Subsequent releases garnered some attention, but it was not until the 1971 release of Poems, Prayers & Promises that the singer enjoyed popular acclaim with “Take Me Home, Country Roads.” It marked the first of six gold singles. Following the successes of “Sunshine On My Shoulders” and “Annie’s Song,” Denver made regular appearances on the country charts in 1974 and 1975 with the No. 1 hits “Back Home Again,” “Thank God I’m A Country Boy” and “I’m Sorry.” In 1975, he was awarded the CMA award for entertainer of the year, which prompted Charlie Rich to ignite the envelope revealing him as the winner.

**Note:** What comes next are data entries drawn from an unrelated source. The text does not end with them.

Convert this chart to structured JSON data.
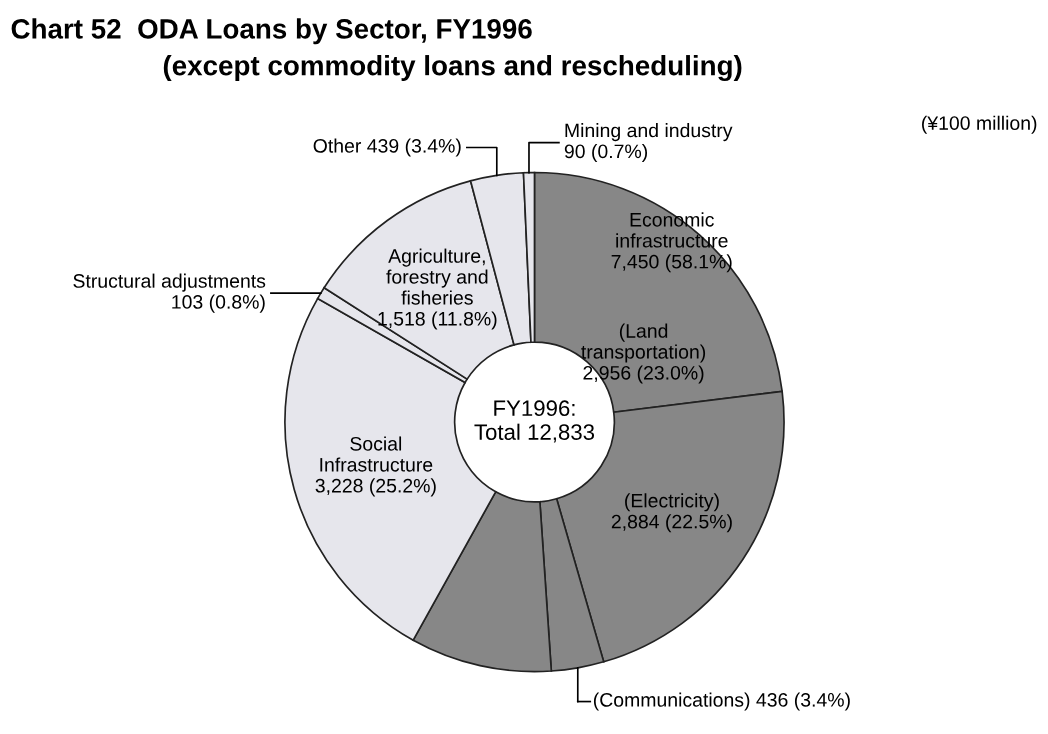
{
  "chart_data": {
    "type": "donut",
    "title": "Chart 52  ODA Loans by Sector, FY1996",
    "subtitle": "(except commodity loans and rescheduling)",
    "categories": [
      "(Land\ntransportation)",
      "(Electricity)",
      "(Communications)",
      null,
      "Social\nInfrastructure",
      "Structural adjustments",
      "Agriculture,\nforestry and\nfisheries",
      "Other",
      "Mining and industry"
    ],
    "values": [
      2956,
      2884,
      436,
      1174,
      3228,
      103,
      1518,
      439,
      90
    ],
    "value_labels": [
      "2,956 (23.0%)",
      "2,884 (22.5%)",
      "436 (3.4%)",
      null,
      "3,228 (25.2%)",
      "103 (0.8%)",
      "1,518 (11.8%)",
      "439 (3.4%)",
      "90 (0.7%)"
    ],
    "colors": [
      "#878787",
      "#878787",
      "#878787",
      "#878787",
      "#e6e6ec",
      "#e6e6ec",
      "#e6e6ec",
      "#e6e6ec",
      "#e6e6ec"
    ],
    "annotations": [
      "FY1996:\nTotal 12,833",
      "Economic\ninfrastructure\n7,450 (58.1%)",
      "(¥100 million)"
    ],
    "legend": false
  }
}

He starred in the 1977 hit comedy Oh, God! with George Burns and filmed a TV special, John Denver and the Muppets: A Rocky Mountain Holiday, in 1983. However, he often shied away from acting, choosing to concentrate on activism for causes such as world hunger, ecology, wilderness protection and space exploration. He also attempted to become a civilian astronaut; he learned some Russian to be able to board the Mir Space Station, but balked when the Soviets wanted $10 million for his ticket. He came close to being America’s first passenger in space, but his politics were not viewed favorably by the Reagan administration, and instead lost that seat to Christa McCauliffe. The Challenger disaster was the subject of one of his best videos, “Flying For Me.” Denver marked two Top 10 country hits in the 1980s for “Some Days Are Diamonds (Some Days Are Stone)” and “Dreamland Express.” He partnered with Emmylou Harris in 1983 on “Wild Montana Skies” and sang on the Nitty Gritty Dirt Band’s 1989 album Will the Circle Be Unbroken, Vol. 2.
Despite attacks by music critics, who deemed his work to be bland and saccharine, Denver’s approach achieved a mass popularity that was the envy of many artists. Yet, Denver fought his own demons, including a divorce and two drunk-driving arrests. He died in 1997 when the private plane he was piloting crashed into Monterey Bay, Calif.
In March 2007, the Colorado State Legislature passed SJR07-023 adopting “Rocky Mountain High” as the second official Colorado State Song joining the 1915 adopted “Where the Columbines Grow”.